La chambre de l'araignée, Mohammed Abdelnabi



Mai 2001, Le Caire.
52 hommes sont arrêtés pour outrage aux bonnes mœurs après une descente de police musclée à bord du Queen Boat, boîte de nuit gay amarrée sur les rives du Nil.

À partir de ce fait divers qui a ému la communauté internationale de l’époque, Mohammed Abdelnabi s’attaque, à travers son personnage Hani Mahfouz, aux rudes conditions de vie des homosexuels en Égypte, cibles d'une sévère répression et d'un rejet violent autant de la part des autorités, de leurs propres familles que de la société en général. Cette persécution est d'autant plus vive qu’on s’éloigne des deux centres urbains que sont Le Caire et Alexandrie.
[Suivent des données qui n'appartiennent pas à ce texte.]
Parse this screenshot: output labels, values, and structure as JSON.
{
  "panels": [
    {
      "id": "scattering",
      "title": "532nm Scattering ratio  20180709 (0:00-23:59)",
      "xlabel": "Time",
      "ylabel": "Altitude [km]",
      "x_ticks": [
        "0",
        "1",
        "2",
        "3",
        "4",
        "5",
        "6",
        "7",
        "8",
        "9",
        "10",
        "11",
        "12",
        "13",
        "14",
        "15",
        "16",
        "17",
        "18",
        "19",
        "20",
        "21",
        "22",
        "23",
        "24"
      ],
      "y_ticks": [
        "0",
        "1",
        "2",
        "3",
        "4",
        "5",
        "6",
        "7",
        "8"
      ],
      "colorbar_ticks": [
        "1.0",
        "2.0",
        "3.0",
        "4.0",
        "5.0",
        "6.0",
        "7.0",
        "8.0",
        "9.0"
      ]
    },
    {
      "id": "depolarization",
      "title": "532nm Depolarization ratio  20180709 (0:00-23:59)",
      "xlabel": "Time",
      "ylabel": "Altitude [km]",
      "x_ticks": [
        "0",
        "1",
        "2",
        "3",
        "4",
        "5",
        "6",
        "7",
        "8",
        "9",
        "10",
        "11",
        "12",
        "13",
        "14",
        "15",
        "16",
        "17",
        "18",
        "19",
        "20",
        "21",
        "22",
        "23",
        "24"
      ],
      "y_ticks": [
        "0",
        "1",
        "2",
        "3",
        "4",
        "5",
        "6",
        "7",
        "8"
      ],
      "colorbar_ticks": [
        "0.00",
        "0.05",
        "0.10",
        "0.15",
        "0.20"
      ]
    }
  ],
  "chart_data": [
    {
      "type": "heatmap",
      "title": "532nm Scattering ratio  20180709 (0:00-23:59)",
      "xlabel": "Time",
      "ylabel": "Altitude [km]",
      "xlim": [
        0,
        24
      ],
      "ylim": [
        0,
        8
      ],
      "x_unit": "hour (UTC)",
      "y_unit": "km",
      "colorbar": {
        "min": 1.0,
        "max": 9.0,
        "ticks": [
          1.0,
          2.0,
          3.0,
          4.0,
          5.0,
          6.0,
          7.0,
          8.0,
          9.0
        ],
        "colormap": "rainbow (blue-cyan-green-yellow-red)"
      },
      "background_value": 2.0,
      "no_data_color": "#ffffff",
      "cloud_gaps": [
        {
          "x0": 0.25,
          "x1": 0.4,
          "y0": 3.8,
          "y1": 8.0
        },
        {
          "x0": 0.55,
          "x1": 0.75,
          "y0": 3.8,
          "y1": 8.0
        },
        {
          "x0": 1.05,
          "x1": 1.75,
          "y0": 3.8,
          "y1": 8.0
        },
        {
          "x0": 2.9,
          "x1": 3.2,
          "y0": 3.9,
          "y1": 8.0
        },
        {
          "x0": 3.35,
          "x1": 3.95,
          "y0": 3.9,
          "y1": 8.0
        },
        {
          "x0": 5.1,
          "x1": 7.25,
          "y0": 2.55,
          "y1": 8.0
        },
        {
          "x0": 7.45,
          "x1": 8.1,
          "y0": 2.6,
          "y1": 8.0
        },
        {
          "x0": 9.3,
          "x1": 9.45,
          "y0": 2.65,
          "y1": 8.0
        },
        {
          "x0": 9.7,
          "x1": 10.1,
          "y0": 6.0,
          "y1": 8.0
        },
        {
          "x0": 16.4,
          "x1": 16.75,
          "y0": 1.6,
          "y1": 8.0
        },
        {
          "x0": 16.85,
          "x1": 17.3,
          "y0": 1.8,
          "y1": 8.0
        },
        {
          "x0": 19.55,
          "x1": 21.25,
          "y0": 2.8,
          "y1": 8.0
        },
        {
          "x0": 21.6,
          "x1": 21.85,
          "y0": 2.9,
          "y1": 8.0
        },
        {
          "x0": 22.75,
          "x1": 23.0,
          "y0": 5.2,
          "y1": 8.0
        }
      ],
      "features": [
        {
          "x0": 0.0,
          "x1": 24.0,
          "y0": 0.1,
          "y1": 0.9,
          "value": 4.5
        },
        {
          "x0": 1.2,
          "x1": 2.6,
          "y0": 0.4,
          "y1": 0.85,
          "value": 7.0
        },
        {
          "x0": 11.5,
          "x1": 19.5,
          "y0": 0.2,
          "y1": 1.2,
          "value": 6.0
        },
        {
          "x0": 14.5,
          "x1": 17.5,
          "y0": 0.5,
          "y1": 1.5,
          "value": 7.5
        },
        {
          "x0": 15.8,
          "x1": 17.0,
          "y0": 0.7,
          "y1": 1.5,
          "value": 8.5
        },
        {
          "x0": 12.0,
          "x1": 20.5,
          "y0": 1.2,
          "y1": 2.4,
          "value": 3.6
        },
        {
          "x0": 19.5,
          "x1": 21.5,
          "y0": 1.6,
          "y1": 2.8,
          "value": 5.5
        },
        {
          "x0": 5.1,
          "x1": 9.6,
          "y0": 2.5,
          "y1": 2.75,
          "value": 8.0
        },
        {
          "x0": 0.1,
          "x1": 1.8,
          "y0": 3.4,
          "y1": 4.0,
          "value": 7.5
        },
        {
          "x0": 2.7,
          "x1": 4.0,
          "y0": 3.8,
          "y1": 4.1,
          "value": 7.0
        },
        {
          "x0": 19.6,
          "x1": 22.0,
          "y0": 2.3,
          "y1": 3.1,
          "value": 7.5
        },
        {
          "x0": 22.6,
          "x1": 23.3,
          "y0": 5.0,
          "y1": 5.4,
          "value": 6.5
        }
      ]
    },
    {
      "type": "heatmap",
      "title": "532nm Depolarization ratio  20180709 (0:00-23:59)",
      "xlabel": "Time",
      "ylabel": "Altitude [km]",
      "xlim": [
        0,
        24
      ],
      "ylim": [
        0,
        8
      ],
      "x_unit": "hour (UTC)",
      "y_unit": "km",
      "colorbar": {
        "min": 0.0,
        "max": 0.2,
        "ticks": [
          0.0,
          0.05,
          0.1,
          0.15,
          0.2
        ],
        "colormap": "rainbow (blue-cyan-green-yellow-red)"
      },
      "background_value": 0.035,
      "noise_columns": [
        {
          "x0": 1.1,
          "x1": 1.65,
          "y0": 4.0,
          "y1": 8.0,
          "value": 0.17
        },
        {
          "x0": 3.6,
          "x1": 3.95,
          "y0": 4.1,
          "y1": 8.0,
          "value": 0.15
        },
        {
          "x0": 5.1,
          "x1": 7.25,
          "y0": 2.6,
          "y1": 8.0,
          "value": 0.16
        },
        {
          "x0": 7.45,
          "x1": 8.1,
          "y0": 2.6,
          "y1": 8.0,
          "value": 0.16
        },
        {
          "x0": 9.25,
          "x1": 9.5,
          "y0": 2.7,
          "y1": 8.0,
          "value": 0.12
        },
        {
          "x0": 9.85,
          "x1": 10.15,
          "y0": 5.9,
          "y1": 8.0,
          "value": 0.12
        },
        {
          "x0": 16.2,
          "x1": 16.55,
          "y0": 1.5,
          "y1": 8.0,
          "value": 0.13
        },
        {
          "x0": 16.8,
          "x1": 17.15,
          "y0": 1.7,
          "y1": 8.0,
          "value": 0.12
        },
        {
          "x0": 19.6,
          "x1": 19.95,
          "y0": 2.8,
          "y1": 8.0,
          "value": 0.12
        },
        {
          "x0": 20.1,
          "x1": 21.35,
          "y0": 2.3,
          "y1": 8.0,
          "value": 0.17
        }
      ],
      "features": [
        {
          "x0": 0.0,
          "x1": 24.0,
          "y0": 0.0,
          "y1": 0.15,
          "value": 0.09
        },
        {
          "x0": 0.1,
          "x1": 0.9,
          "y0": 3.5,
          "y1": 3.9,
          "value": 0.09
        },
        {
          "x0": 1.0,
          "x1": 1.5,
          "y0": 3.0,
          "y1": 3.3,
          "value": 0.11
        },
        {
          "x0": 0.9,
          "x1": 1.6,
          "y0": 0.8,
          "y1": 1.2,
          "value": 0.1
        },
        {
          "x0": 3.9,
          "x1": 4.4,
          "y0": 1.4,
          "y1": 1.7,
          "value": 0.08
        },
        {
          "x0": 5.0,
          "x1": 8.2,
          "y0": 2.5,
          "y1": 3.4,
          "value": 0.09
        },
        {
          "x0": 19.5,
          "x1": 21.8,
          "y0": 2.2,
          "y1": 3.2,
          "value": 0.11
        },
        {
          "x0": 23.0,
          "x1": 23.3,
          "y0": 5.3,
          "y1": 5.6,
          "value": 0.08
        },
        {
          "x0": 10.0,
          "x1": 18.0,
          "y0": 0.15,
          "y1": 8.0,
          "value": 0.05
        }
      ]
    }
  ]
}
Dans une savante construction narrative, le passé du personnage central se mêle au présent, Hani l’enfant d’hier côtoie l’adulte d’aujourd’hui.
Avant même le traumatisme de l’emprisonnement, des humiliations et des tortures, Hani n’a jamais pu vivre sa sexualité librement. Et certainement pas au grand jour, au vu et au su de tout le monde. Le poids des traditions, de la religion et de la société égyptienne est si fort qu’il acceptera même de rentrer dans le rang en se mariant. La naissance de sa fille sera la seule consolation de cette concession à sa véritable nature.
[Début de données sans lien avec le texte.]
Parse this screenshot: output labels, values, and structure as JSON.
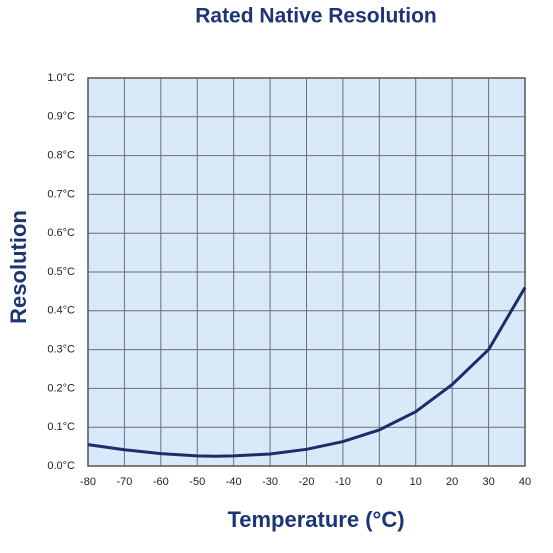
{
  "chart_data": {
    "type": "line",
    "title": "Rated Native Resolution",
    "x_label": "Temperature (°C)",
    "y_label": "Resolution",
    "x": [
      -80,
      -70,
      -60,
      -50,
      -45,
      -40,
      -30,
      -20,
      -10,
      0,
      10,
      20,
      30,
      40
    ],
    "series": [
      {
        "name": "Resolution",
        "color": "#1b2e6a",
        "values": [
          0.055,
          0.042,
          0.032,
          0.026,
          0.025,
          0.026,
          0.031,
          0.043,
          0.063,
          0.093,
          0.14,
          0.21,
          0.3,
          0.46
        ]
      }
    ],
    "xlim": [
      -80,
      40
    ],
    "xticks": [
      -80,
      -70,
      -60,
      -50,
      -40,
      -30,
      -20,
      -10,
      0,
      10,
      20,
      30,
      40
    ],
    "ylim": [
      0,
      1.0
    ],
    "yticks": [
      {
        "value": 0,
        "label": "0.0°C"
      },
      {
        "value": 0.1,
        "label": "0.1°C"
      },
      {
        "value": 0.2,
        "label": "0.2°C"
      },
      {
        "value": 0.3,
        "label": "0.3°C"
      },
      {
        "value": 0.4,
        "label": "0.4°C"
      },
      {
        "value": 0.5,
        "label": "0.5°C"
      },
      {
        "value": 0.6,
        "label": "0.6°C"
      },
      {
        "value": 0.7,
        "label": "0.7°C"
      },
      {
        "value": 0.8,
        "label": "0.8°C"
      },
      {
        "value": 0.9,
        "label": "0.9°C"
      },
      {
        "value": 1.0,
        "label": "1.0°C"
      }
    ],
    "grid": true
  }
}
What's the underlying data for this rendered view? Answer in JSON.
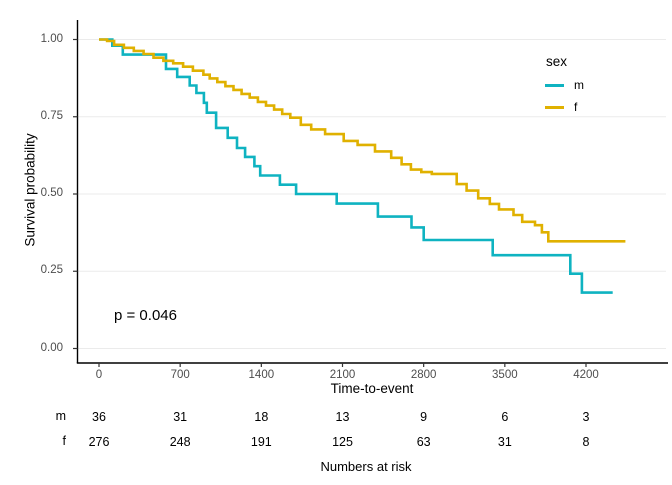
{
  "colors": {
    "background": "#FFFFFF",
    "grid": "#EBEBEB",
    "axis": "#000000",
    "tick": "#333333",
    "tick_label": "#4D4D4D",
    "text": "#000000",
    "series_m": "#0FB3C1",
    "series_f": "#E0B100"
  },
  "chart_data": {
    "type": "line",
    "subtype": "kaplan-meier-step-curves",
    "title": "",
    "xlabel": "Time-to-event",
    "ylabel": "Survival probability",
    "xlim": [
      0,
      4890
    ],
    "ylim": [
      0,
      1
    ],
    "x_ticks": [
      0,
      700,
      1400,
      2100,
      2800,
      3500,
      4200
    ],
    "y_ticks": [
      0,
      0.25,
      0.5,
      0.75,
      1
    ],
    "grid": "horizontal-only",
    "legend_position": "top-right-inside",
    "annotation": {
      "text": "p = 0.046",
      "t": 140,
      "s": 0.1
    },
    "legend": {
      "title": "sex",
      "items": [
        {
          "label": "m",
          "color": "#0FB3C1"
        },
        {
          "label": "f",
          "color": "#E0B100"
        }
      ]
    },
    "series": [
      {
        "name": "m",
        "color": "#0FB3C1",
        "step": true,
        "points": [
          [
            0,
            1.0
          ],
          [
            115,
            0.98
          ],
          [
            205,
            0.951
          ],
          [
            578,
            0.905
          ],
          [
            674,
            0.879
          ],
          [
            782,
            0.851
          ],
          [
            840,
            0.827
          ],
          [
            905,
            0.795
          ],
          [
            930,
            0.763
          ],
          [
            1010,
            0.714
          ],
          [
            1110,
            0.682
          ],
          [
            1190,
            0.649
          ],
          [
            1260,
            0.62
          ],
          [
            1340,
            0.59
          ],
          [
            1390,
            0.56
          ],
          [
            1560,
            0.53
          ],
          [
            1700,
            0.5
          ],
          [
            2050,
            0.469
          ],
          [
            2405,
            0.427
          ],
          [
            2695,
            0.392
          ],
          [
            2800,
            0.351
          ],
          [
            3395,
            0.302
          ],
          [
            4065,
            0.242
          ],
          [
            4165,
            0.181
          ],
          [
            4430,
            0.181
          ]
        ]
      },
      {
        "name": "f",
        "color": "#E0B100",
        "step": true,
        "points": [
          [
            0,
            1.0
          ],
          [
            70,
            0.995
          ],
          [
            130,
            0.983
          ],
          [
            215,
            0.973
          ],
          [
            300,
            0.963
          ],
          [
            385,
            0.953
          ],
          [
            470,
            0.941
          ],
          [
            555,
            0.931
          ],
          [
            640,
            0.923
          ],
          [
            725,
            0.912
          ],
          [
            810,
            0.899
          ],
          [
            900,
            0.886
          ],
          [
            955,
            0.874
          ],
          [
            1020,
            0.862
          ],
          [
            1090,
            0.849
          ],
          [
            1160,
            0.837
          ],
          [
            1230,
            0.824
          ],
          [
            1300,
            0.812
          ],
          [
            1370,
            0.798
          ],
          [
            1440,
            0.786
          ],
          [
            1510,
            0.773
          ],
          [
            1580,
            0.759
          ],
          [
            1650,
            0.747
          ],
          [
            1740,
            0.724
          ],
          [
            1830,
            0.709
          ],
          [
            1950,
            0.694
          ],
          [
            2110,
            0.672
          ],
          [
            2230,
            0.659
          ],
          [
            2380,
            0.638
          ],
          [
            2520,
            0.617
          ],
          [
            2610,
            0.596
          ],
          [
            2690,
            0.579
          ],
          [
            2780,
            0.571
          ],
          [
            2870,
            0.565
          ],
          [
            3085,
            0.532
          ],
          [
            3170,
            0.511
          ],
          [
            3270,
            0.486
          ],
          [
            3370,
            0.468
          ],
          [
            3450,
            0.45
          ],
          [
            3575,
            0.432
          ],
          [
            3650,
            0.41
          ],
          [
            3760,
            0.399
          ],
          [
            3820,
            0.376
          ],
          [
            3875,
            0.347
          ],
          [
            4540,
            0.347
          ]
        ]
      }
    ],
    "risk_table": {
      "title": "Numbers at risk",
      "times": [
        0,
        700,
        1400,
        2100,
        2800,
        3500,
        4200
      ],
      "rows": [
        {
          "label": "m",
          "values": [
            36,
            31,
            18,
            13,
            9,
            6,
            3
          ]
        },
        {
          "label": "f",
          "values": [
            276,
            248,
            191,
            125,
            63,
            31,
            8
          ]
        }
      ]
    }
  }
}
Si j’ai pris plaisir à goûter à nouveau à la musique si particulière de la littérature orientale, à ses tournures poétiques et à son phrasé si particuliers, j’ai tiqué plus d'une fois sur la façon, presque caricaturale, dont est présenté Hani, forcément efféminé, fragile, dépendant, tragique... Limite drama queen.
Il n’empêche que traiter de l’homosexualité en Égypte, même si la révolution de 2011 est passée par-là, relève toujours de l’acte de bravoure. Censeurs et autorités sont toujours à l’affût. Rien que pour cela, on peut remercier Mohammed Abdelnabi.
Cerise sur le gâteau, contre toute attente, La Chambre de l’araignée a reçu le Prix de la littérature arabe 2019.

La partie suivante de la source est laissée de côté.